I didn't try to reduce music to those basic elements not to say that there are no fresh ideas ... definitely not!

What I was trying to say, if one composer shows a track to ten other composers and he/she is stating that his/her piece has a unique melody/rhythmic pattern/arpeggio or whatever ... at least 5 of those composers know a track with either a similar or exactly the same thing going on, while there is at least one composer among those ten who finds even more than one example.

I am not trying to reduce music here and we definitely have lots of options getting fresh music done, BUT technically speaking not every composer on the world only writes one song ...

Do that little math example by assuming just a few facts.
Assuming there are 1000.000 professional composers/bands every year working on this world. Everyone writes at least 10 tracks in one year. In my example we just take the last 100 years of people writing songs.

So we got 1000.000x10x100 = 1.000.000.000
This is one billion tracks written in the last 100 years and there is no chance thatsome stuff sounds exactly the same or if not you find an element in every song which has been use in another one?

Now we all know that those numbers I used in my example are really way way bigger.

All I am trying to say is that of course we (or most of use since I have to agree with repeat that there are a lot of lamers around ) try to be unique, fresh and individual, but someone would ALWAYS find an element of a track which has been used before somewhere, by someone in a way.

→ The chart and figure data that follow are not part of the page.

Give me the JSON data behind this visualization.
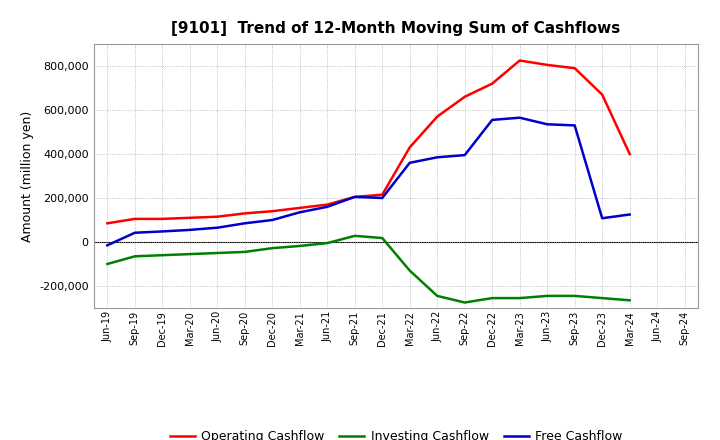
{
  "title": "[9101]  Trend of 12-Month Moving Sum of Cashflows",
  "ylabel": "Amount (million yen)",
  "background_color": "#ffffff",
  "plot_bg_color": "#ffffff",
  "grid_color": "#b0b0b0",
  "x_labels": [
    "Jun-19",
    "Sep-19",
    "Dec-19",
    "Mar-20",
    "Jun-20",
    "Sep-20",
    "Dec-20",
    "Mar-21",
    "Jun-21",
    "Sep-21",
    "Dec-21",
    "Mar-22",
    "Jun-22",
    "Sep-22",
    "Dec-22",
    "Mar-23",
    "Jun-23",
    "Sep-23",
    "Dec-23",
    "Mar-24",
    "Jun-24",
    "Sep-24"
  ],
  "operating": [
    85000,
    105000,
    105000,
    110000,
    115000,
    130000,
    140000,
    155000,
    170000,
    205000,
    215000,
    430000,
    570000,
    660000,
    720000,
    825000,
    805000,
    790000,
    670000,
    400000,
    null,
    null
  ],
  "investing": [
    -100000,
    -65000,
    -60000,
    -55000,
    -50000,
    -45000,
    -28000,
    -18000,
    -5000,
    28000,
    18000,
    -130000,
    -245000,
    -275000,
    -255000,
    -255000,
    -245000,
    -245000,
    -255000,
    -265000,
    null,
    null
  ],
  "free": [
    -15000,
    42000,
    48000,
    55000,
    65000,
    85000,
    100000,
    135000,
    160000,
    205000,
    200000,
    360000,
    385000,
    395000,
    555000,
    565000,
    535000,
    530000,
    108000,
    125000,
    null,
    null
  ],
  "operating_color": "#ff0000",
  "investing_color": "#008000",
  "free_color": "#0000cc",
  "line_width": 1.8,
  "ylim": [
    -300000,
    900000
  ],
  "yticks": [
    -200000,
    0,
    200000,
    400000,
    600000,
    800000
  ],
  "legend_labels": [
    "Operating Cashflow",
    "Investing Cashflow",
    "Free Cashflow"
  ]
}
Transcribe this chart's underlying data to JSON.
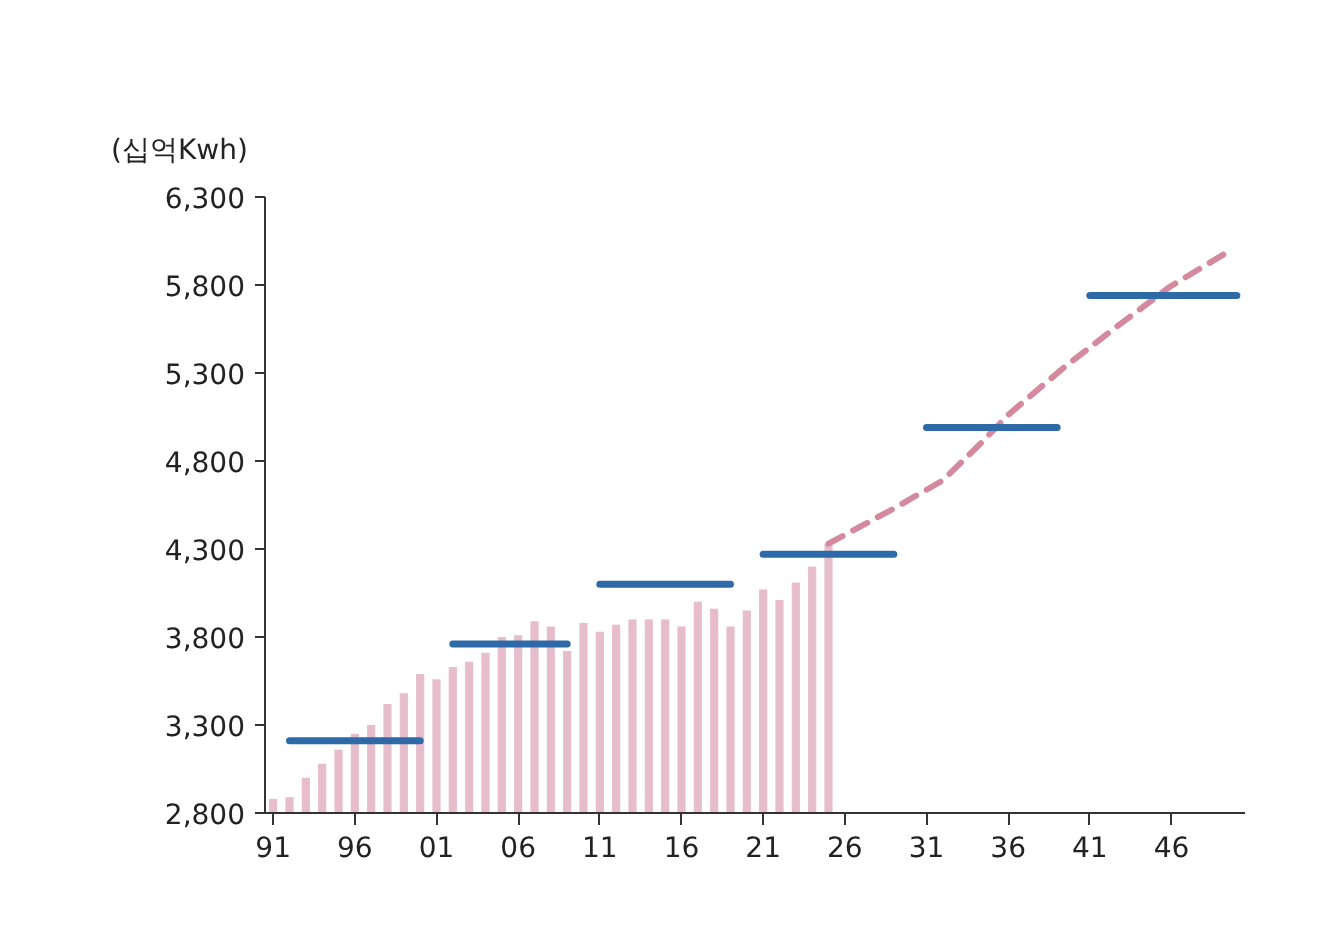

I told this one before but back then to my band times we wrote a song we thought this would be a killer song and definitely a Nr. 1 hit ... a few days later almost exactly the same song has been released by Nickleback then ("Remind me"). It just happens if you want or not


----------



## Olias (Sep 28, 2009)

http://www.dailyhaggis.com/2003/07/16/metallica-sues-band-over-chord-use-hoax/ (http://www.dailyhaggis.com/2003/07/16/m ... -use-hoax/)


----------



## Stevie (Sep 28, 2009)

re-peat @ Sun Sep 27 said:


> Actually, I firmly disagree with _everything_ that Alex said.



I think I understand Alex' comment in a different way. He didn't mean to say, 
that everything re-peats (ha ha ha) itself, but that there are certain patterns
or stylistics that make a style of music. It's all about how you combine them together. 
And... show me that tune where no one will comment:
"Oh this reminds me of..."


----------



## choc0thrax (Sep 28, 2009)

Waywyn @ Sun Sep 27 said:


> I told this one before but back then to my band times we wrote a song we thought this would be a killer song and definitely a Nr. 1 hit ... a few days later almost exactly the same song has been released by Nickleback then ("Remind me"). It just happens if you want or not



Dude you made music that sounds like Nickelback? Ouchhhh. o-[][]-o


----------



## Waywyn (Sep 29, 2009)

choc0thrax @ Tue Sep 29 said:


> Waywyn @ Sun Sep 27 said:
> 
> 
> > I told this one before but back then to my band times we wrote a song we thought this would be a killer song and definitely a Nr. 1 hit ... a few days later almost exactly the same song has been released by Nickleback then ("Remind me"). It just happens if you want or not
> ...



*LOL*


----------



## bryla (Sep 29, 2009)

When I was a young boy I composed a little melody. I only sang it to myself but did it for quite a while. After I stopped 3 months went by and a hit by a Swedish singer came where the verse was my melody!


----------